Barge service to link Texas ports

Two Texas stevedoring companies, in Brownsville and Houston, plan to start a short sea barge service connecting the two ports in July.

   Kenton E. Schaefer II of Schaefer Stevedoring in Brownsville, said it will be a joint service with Richardson Marine in Houston and will be offered to U.S. and Mexican shippers.

   While the service will accept all sorts of breakbulk cargo, it largely aims at high demand by buyers and sellers of steel products, he said. Other bulk, breakbulk and project cargoes are expected to be attracted to the service.

   Schaefer noted the weak dollar has made U.S. steel more attractive to many Mexican importers because its relative cost compared to steel coming from overseas. These include companies based around Monterey, Mexico, as well as central and southern Mexico that have not been the traditional hinterland for the Port of Brownsville. In addition to Brownsville Schaefer has facilities in Tampico and Veracruz and is familiar with the Mexican market.

   “These companies want to buy American steel, but they can’t put a barge load together,” he says.
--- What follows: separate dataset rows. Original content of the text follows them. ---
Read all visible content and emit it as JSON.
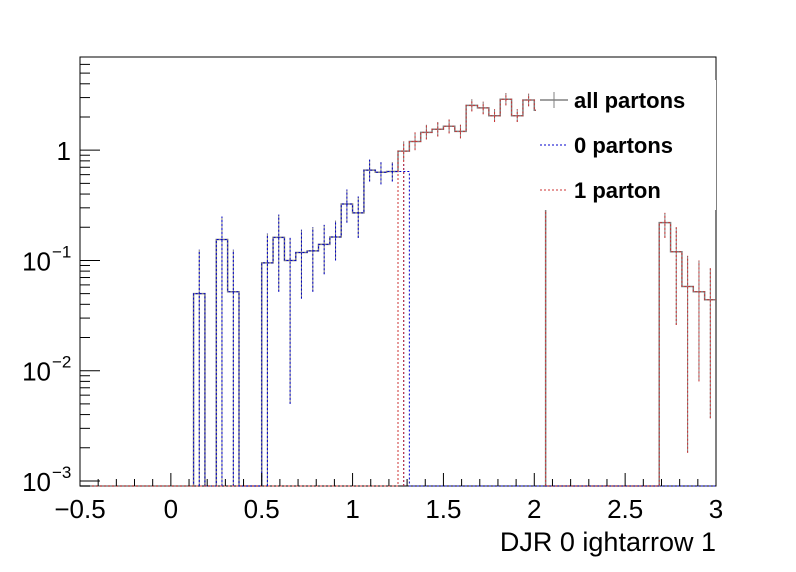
{
  "chart_data": {
    "type": "histogram",
    "title": "",
    "xlabel": "DJR 0 ightarrow 1",
    "ylabel": "",
    "xlim": [
      -0.5,
      3.0
    ],
    "ylim": [
      0.0009,
      7
    ],
    "yscale": "log",
    "grid": false,
    "legend_position": "top-right",
    "x_ticks": [
      {
        "value": -0.5,
        "label": "−0.5"
      },
      {
        "value": 0,
        "label": "0"
      },
      {
        "value": 0.5,
        "label": "0.5"
      },
      {
        "value": 1,
        "label": "1"
      },
      {
        "value": 1.5,
        "label": "1.5"
      },
      {
        "value": 2,
        "label": "2"
      },
      {
        "value": 2.5,
        "label": "2.5"
      },
      {
        "value": 3,
        "label": "3"
      }
    ],
    "y_ticks": [
      {
        "value": 0.001,
        "base": "10",
        "exp": "−3"
      },
      {
        "value": 0.01,
        "base": "10",
        "exp": "−2"
      },
      {
        "value": 0.1,
        "base": "10",
        "exp": "−1"
      },
      {
        "value": 1,
        "base": "1",
        "exp": ""
      }
    ],
    "bin_width": 0.0625,
    "series": [
      {
        "name": "all partons",
        "color": "#808080",
        "style": "solid",
        "bins": [
          {
            "lo": 0.125,
            "y": 0.05,
            "err_lo": 0.0005,
            "err_hi": 0.125
          },
          {
            "lo": 0.1875,
            "y": 0.0009,
            "err_lo": 0.0,
            "err_hi": 0.0
          },
          {
            "lo": 0.25,
            "y": 0.155,
            "err_lo": 0.0006,
            "err_hi": 0.25
          },
          {
            "lo": 0.3125,
            "y": 0.052,
            "err_lo": 0.0006,
            "err_hi": 0.125
          },
          {
            "lo": 0.375,
            "y": 0.0009,
            "err_lo": 0.0,
            "err_hi": 0.0
          },
          {
            "lo": 0.4375,
            "y": 0.0009,
            "err_lo": 0.0,
            "err_hi": 0.0
          },
          {
            "lo": 0.5,
            "y": 0.095,
            "err_lo": 0.0006,
            "err_hi": 0.175
          },
          {
            "lo": 0.5625,
            "y": 0.162,
            "err_lo": 0.052,
            "err_hi": 0.26
          },
          {
            "lo": 0.625,
            "y": 0.1,
            "err_lo": 0.005,
            "err_hi": 0.16
          },
          {
            "lo": 0.6875,
            "y": 0.118,
            "err_lo": 0.045,
            "err_hi": 0.19
          },
          {
            "lo": 0.75,
            "y": 0.122,
            "err_lo": 0.052,
            "err_hi": 0.2
          },
          {
            "lo": 0.8125,
            "y": 0.14,
            "err_lo": 0.075,
            "err_hi": 0.21
          },
          {
            "lo": 0.875,
            "y": 0.163,
            "err_lo": 0.1,
            "err_hi": 0.23
          },
          {
            "lo": 0.9375,
            "y": 0.325,
            "err_lo": 0.22,
            "err_hi": 0.44
          },
          {
            "lo": 1.0,
            "y": 0.27,
            "err_lo": 0.16,
            "err_hi": 0.38
          },
          {
            "lo": 1.0625,
            "y": 0.66,
            "err_lo": 0.52,
            "err_hi": 0.82
          },
          {
            "lo": 1.125,
            "y": 0.63,
            "err_lo": 0.49,
            "err_hi": 0.78
          },
          {
            "lo": 1.1875,
            "y": 0.64,
            "err_lo": 0.52,
            "err_hi": 0.78
          },
          {
            "lo": 1.25,
            "y": 0.98,
            "err_lo": 0.8,
            "err_hi": 1.2
          },
          {
            "lo": 1.3125,
            "y": 1.2,
            "err_lo": 1.0,
            "err_hi": 1.45
          },
          {
            "lo": 1.375,
            "y": 1.45,
            "err_lo": 1.25,
            "err_hi": 1.7
          },
          {
            "lo": 1.4375,
            "y": 1.55,
            "err_lo": 1.33,
            "err_hi": 1.8
          },
          {
            "lo": 1.5,
            "y": 1.65,
            "err_lo": 1.42,
            "err_hi": 1.9
          },
          {
            "lo": 1.5625,
            "y": 1.48,
            "err_lo": 1.28,
            "err_hi": 1.7
          },
          {
            "lo": 1.625,
            "y": 2.55,
            "err_lo": 2.25,
            "err_hi": 2.9
          },
          {
            "lo": 1.6875,
            "y": 2.42,
            "err_lo": 2.12,
            "err_hi": 2.75
          },
          {
            "lo": 1.75,
            "y": 2.05,
            "err_lo": 1.8,
            "err_hi": 2.35
          },
          {
            "lo": 1.8125,
            "y": 2.9,
            "err_lo": 2.55,
            "err_hi": 3.3
          },
          {
            "lo": 1.875,
            "y": 2.05,
            "err_lo": 1.8,
            "err_hi": 2.35
          },
          {
            "lo": 1.9375,
            "y": 2.85,
            "err_lo": 2.5,
            "err_hi": 3.25
          },
          {
            "lo": 2.0,
            "y": 2.3,
            "err_lo": 2.0,
            "err_hi": 2.65
          },
          {
            "lo": 2.6875,
            "y": 0.22,
            "err_lo": 0.16,
            "err_hi": 0.27
          },
          {
            "lo": 2.75,
            "y": 0.12,
            "err_lo": 0.026,
            "err_hi": 0.2
          },
          {
            "lo": 2.8125,
            "y": 0.058,
            "err_lo": 0.0018,
            "err_hi": 0.11
          },
          {
            "lo": 2.875,
            "y": 0.052,
            "err_lo": 0.008,
            "err_hi": 0.1
          },
          {
            "lo": 2.9375,
            "y": 0.044,
            "err_lo": 0.0037,
            "err_hi": 0.085
          }
        ]
      },
      {
        "name": "0 partons",
        "color": "#0000cc",
        "style": "dotted",
        "bins": [
          {
            "lo": 0.125,
            "y": 0.05,
            "err_lo": 0.0005,
            "err_hi": 0.125
          },
          {
            "lo": 0.1875,
            "y": 0.0009,
            "err_lo": 0.0,
            "err_hi": 0.0
          },
          {
            "lo": 0.25,
            "y": 0.155,
            "err_lo": 0.0006,
            "err_hi": 0.25
          },
          {
            "lo": 0.3125,
            "y": 0.052,
            "err_lo": 0.0006,
            "err_hi": 0.125
          },
          {
            "lo": 0.375,
            "y": 0.0009,
            "err_lo": 0.0,
            "err_hi": 0.0
          },
          {
            "lo": 0.4375,
            "y": 0.0009,
            "err_lo": 0.0,
            "err_hi": 0.0
          },
          {
            "lo": 0.5,
            "y": 0.095,
            "err_lo": 0.0006,
            "err_hi": 0.175
          },
          {
            "lo": 0.5625,
            "y": 0.162,
            "err_lo": 0.052,
            "err_hi": 0.26
          },
          {
            "lo": 0.625,
            "y": 0.1,
            "err_lo": 0.005,
            "err_hi": 0.16
          },
          {
            "lo": 0.6875,
            "y": 0.118,
            "err_lo": 0.045,
            "err_hi": 0.19
          },
          {
            "lo": 0.75,
            "y": 0.122,
            "err_lo": 0.052,
            "err_hi": 0.2
          },
          {
            "lo": 0.8125,
            "y": 0.14,
            "err_lo": 0.075,
            "err_hi": 0.21
          },
          {
            "lo": 0.875,
            "y": 0.163,
            "err_lo": 0.1,
            "err_hi": 0.23
          },
          {
            "lo": 0.9375,
            "y": 0.325,
            "err_lo": 0.22,
            "err_hi": 0.44
          },
          {
            "lo": 1.0,
            "y": 0.27,
            "err_lo": 0.16,
            "err_hi": 0.38
          },
          {
            "lo": 1.0625,
            "y": 0.66,
            "err_lo": 0.52,
            "err_hi": 0.82
          },
          {
            "lo": 1.125,
            "y": 0.63,
            "err_lo": 0.49,
            "err_hi": 0.78
          },
          {
            "lo": 1.1875,
            "y": 0.64,
            "err_lo": 0.52,
            "err_hi": 0.78
          },
          {
            "lo": 1.25,
            "y": 0.64,
            "err_lo": 0.0009,
            "err_hi": 0.78
          },
          {
            "lo": 1.3125,
            "y": 0.0009,
            "err_lo": 0.0,
            "err_hi": 0.0
          }
        ]
      },
      {
        "name": "1 parton",
        "color": "#cc3333",
        "style": "dotted",
        "bins": [
          {
            "lo": 1.25,
            "y": 0.98,
            "err_lo": 0.0009,
            "err_hi": 1.2
          },
          {
            "lo": 1.3125,
            "y": 1.2,
            "err_lo": 1.0,
            "err_hi": 1.45
          },
          {
            "lo": 1.375,
            "y": 1.45,
            "err_lo": 1.25,
            "err_hi": 1.7
          },
          {
            "lo": 1.4375,
            "y": 1.55,
            "err_lo": 1.33,
            "err_hi": 1.8
          },
          {
            "lo": 1.5,
            "y": 1.65,
            "err_lo": 1.42,
            "err_hi": 1.9
          },
          {
            "lo": 1.5625,
            "y": 1.48,
            "err_lo": 1.28,
            "err_hi": 1.7
          },
          {
            "lo": 1.625,
            "y": 2.55,
            "err_lo": 2.25,
            "err_hi": 2.9
          },
          {
            "lo": 1.6875,
            "y": 2.42,
            "err_lo": 2.12,
            "err_hi": 2.75
          },
          {
            "lo": 1.75,
            "y": 2.05,
            "err_lo": 1.8,
            "err_hi": 2.35
          },
          {
            "lo": 1.8125,
            "y": 2.9,
            "err_lo": 2.55,
            "err_hi": 3.3
          },
          {
            "lo": 1.875,
            "y": 2.05,
            "err_lo": 1.8,
            "err_hi": 2.35
          },
          {
            "lo": 1.9375,
            "y": 2.85,
            "err_lo": 2.5,
            "err_hi": 3.25
          },
          {
            "lo": 2.0,
            "y": 2.3,
            "err_lo": 2.0,
            "err_hi": 2.65
          },
          {
            "lo": 2.6875,
            "y": 0.22,
            "err_lo": 0.16,
            "err_hi": 0.27
          },
          {
            "lo": 2.75,
            "y": 0.12,
            "err_lo": 0.026,
            "err_hi": 0.2
          },
          {
            "lo": 2.8125,
            "y": 0.058,
            "err_lo": 0.0018,
            "err_hi": 0.11
          },
          {
            "lo": 2.875,
            "y": 0.052,
            "err_lo": 0.008,
            "err_hi": 0.1
          },
          {
            "lo": 2.9375,
            "y": 0.044,
            "err_lo": 0.0037,
            "err_hi": 0.085
          }
        ]
      }
    ]
  }
}
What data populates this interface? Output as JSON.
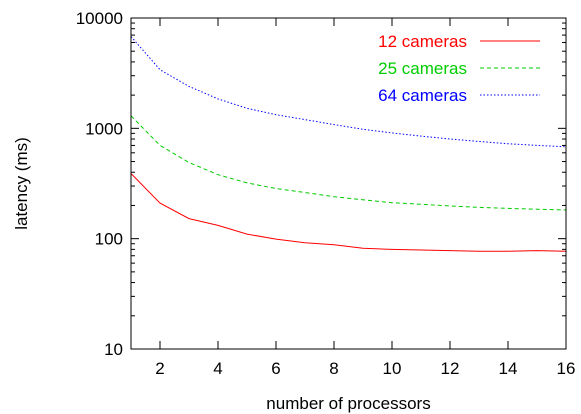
{
  "chart_data": {
    "type": "line",
    "title": "",
    "xlabel": "number of processors",
    "ylabel": "latency (ms)",
    "x_scale": "linear",
    "y_scale": "log",
    "xlim": [
      1,
      16
    ],
    "ylim": [
      10,
      10000
    ],
    "x_ticks": [
      2,
      4,
      6,
      8,
      10,
      12,
      14,
      16
    ],
    "x_tick_labels": [
      "2",
      "4",
      "6",
      "8",
      "10",
      "12",
      "14",
      "16"
    ],
    "y_ticks": [
      10,
      100,
      1000,
      10000
    ],
    "y_tick_labels": [
      "10",
      "100",
      "1000",
      "10000"
    ],
    "grid": false,
    "legend_position": "top-right",
    "x": [
      1,
      2,
      3,
      4,
      5,
      6,
      7,
      8,
      9,
      10,
      11,
      12,
      13,
      14,
      15,
      16
    ],
    "series": [
      {
        "name": "12 cameras",
        "color": "#ff0000",
        "dash": "solid",
        "values": [
          390,
          210,
          152,
          132,
          110,
          99,
          92,
          88,
          82,
          80,
          79,
          78,
          77,
          77,
          78,
          77
        ]
      },
      {
        "name": "25 cameras",
        "color": "#00cc00",
        "dash": "dashed",
        "values": [
          1300,
          700,
          490,
          380,
          320,
          285,
          262,
          240,
          225,
          212,
          205,
          198,
          192,
          188,
          185,
          182
        ]
      },
      {
        "name": "64 cameras",
        "color": "#0000ff",
        "dash": "dotted",
        "values": [
          6800,
          3400,
          2400,
          1850,
          1520,
          1330,
          1200,
          1080,
          980,
          910,
          850,
          800,
          760,
          725,
          700,
          680
        ]
      }
    ]
  }
}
So the new service will assist companies by pooling shipments.

   Rather than having to buy enough steel to make up a full barge load — about 1,500 tons — buyers and sellers of just a few hundred tons will be able to take advantage of the lower cost of moving cargo by water between the two cities.

   “The other part of this is the exports, the Mexican product going into the U.S. that typically goes by truck,” he said.

   Shippers typically pay about $45 a ton to move cargo by truck between the two cities, he said, and the new service may be able to do the same move for about two-thirds the cost.

   Transit time will be about five to seven days, but Schaefer said “if it is not time sensitive, and a lot of this stuff isn’t, then it just makes sense.”

   In addition, he notes there will be an environmental benefit to removing trucks from Texas highways.

   While the two companies are just beginning to market the service, Schaefer said the service might appeal to, for example, mills in the Monterey area that buy coils or flat products from U.S. producers and then make it into tubing, angle channels or beams that they then ship to Houston.